Thornwell did that for his state, and he wasn’t alone. Fellow senior Justin McKie and sophomore P.J. Dozier are both from Columbia, and the Gamecocks have quite a bit of young talent on their roster, as well as a five-man recruiting class headlined by four-star prospect David Beatty and former Delaware guard Kory Holden, who sat out this past season as a transfer.

The South Carolina program is as healthy as it’s been in decades, and Thornwell has as much to do with that fact as anyone.

“I have been born and raised in South Carolina,” Thornwell said, saying that all of the South Carolina natives play “for the same reasons, for our family, for our state. We all grew up in South Carolina.
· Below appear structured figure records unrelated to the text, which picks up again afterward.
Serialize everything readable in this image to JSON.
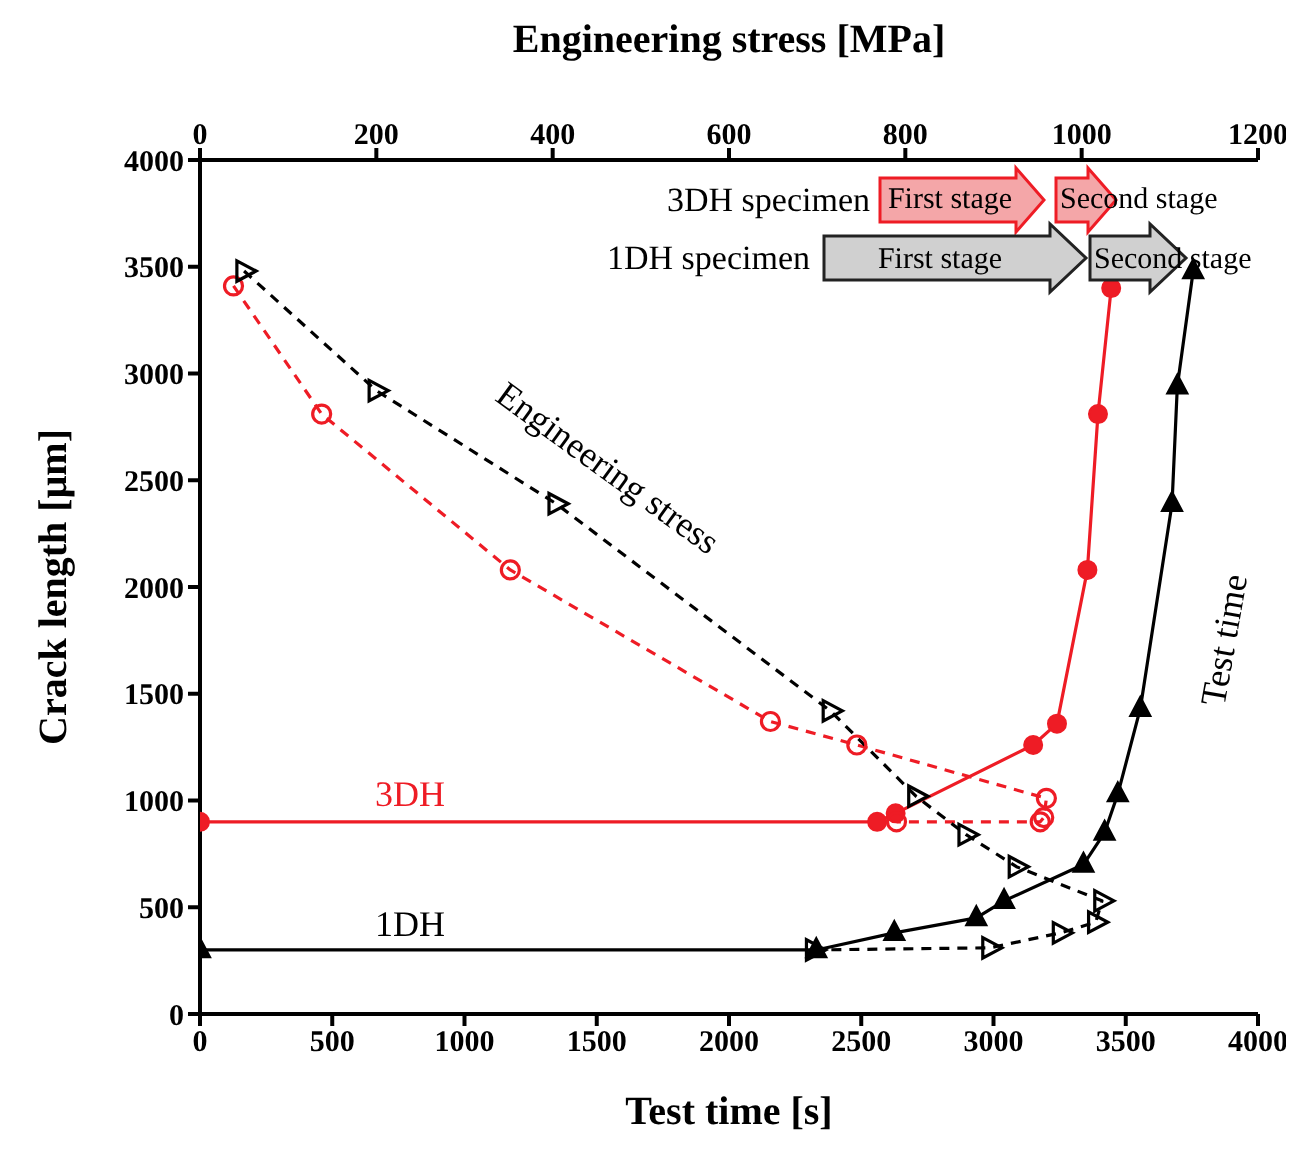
{
  "chart_data": {
    "type": "line",
    "xlabel": "Test time [s]",
    "x2label": "Engineering stress [MPa]",
    "ylabel": "Crack length [μm]",
    "xlim": [
      0,
      4000
    ],
    "xticks": [
      0,
      500,
      1000,
      1500,
      2000,
      2500,
      3000,
      3500,
      4000
    ],
    "x2lim": [
      0,
      1200
    ],
    "x2ticks": [
      0,
      200,
      400,
      600,
      800,
      1000,
      1200
    ],
    "ylim": [
      0,
      4000
    ],
    "yticks": [
      0,
      500,
      1000,
      1500,
      2000,
      2500,
      3000,
      3500,
      4000
    ],
    "grid": false,
    "legend": false,
    "series": [
      {
        "color": "#ee1c25",
        "marker": "circle",
        "line_style": "solid",
        "x": [
          0,
          2560,
          2630,
          3150,
          3240,
          3355,
          3395,
          3445
        ],
        "values": [
          900,
          900,
          940,
          1260,
          1360,
          2080,
          2810,
          3400
        ]
      },
      {
        "color": "#000000",
        "marker": "triangle",
        "line_style": "solid",
        "x": [
          0,
          2330,
          2625,
          2935,
          3040,
          3340,
          3420,
          3470,
          3555,
          3675,
          3695,
          3755
        ],
        "values": [
          300,
          300,
          380,
          450,
          530,
          700,
          850,
          1030,
          1430,
          2390,
          2940,
          3480
        ]
      },
      {
        "color": "#ee1c25",
        "marker": "circle",
        "line_style": "dashed",
        "axis": "x2",
        "x": [
          38,
          138,
          352,
          647,
          745,
          960,
          957,
          953,
          790
        ],
        "values": [
          3410,
          2810,
          2080,
          1370,
          1260,
          1010,
          920,
          900,
          900
        ]
      },
      {
        "color": "#000000",
        "marker": "triangle",
        "line_style": "dashed",
        "axis": "x2",
        "x": [
          50,
          200,
          404,
          715,
          812,
          869,
          926,
          1023,
          1016,
          976,
          896,
          696
        ],
        "values": [
          3480,
          2920,
          2390,
          1420,
          1020,
          840,
          690,
          530,
          430,
          380,
          310,
          300
        ]
      }
    ],
    "annotations": [
      "3DH",
      "1DH",
      "Engineering stress",
      "Test time",
      "3DH specimen",
      "First stage",
      "Second stage",
      "1DH specimen",
      "First stage",
      "Second stage"
    ]
  }
}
We all have been through the struggles and with the program.”

“For us all to be in the spotlight is just tremendous because we don’t feel like we get the recognition that we deserve.”

The Gamecocks certainly got plenty of recognition last weekend, becoing the focal point of the nation’s glare as they played a the biggest role in putting an end to the soap opera that was Duke’s season.

And Thornwell is going to find himself getting plenty of recognition on Friday night, as the Bears will focus plenty of their attention on slowing down the Gamecock star.

After all, three hours of film on one player is a lot of film.

“They exaggerate so much,” Baylor head coach Scott Drew said. “It was only two and a half.”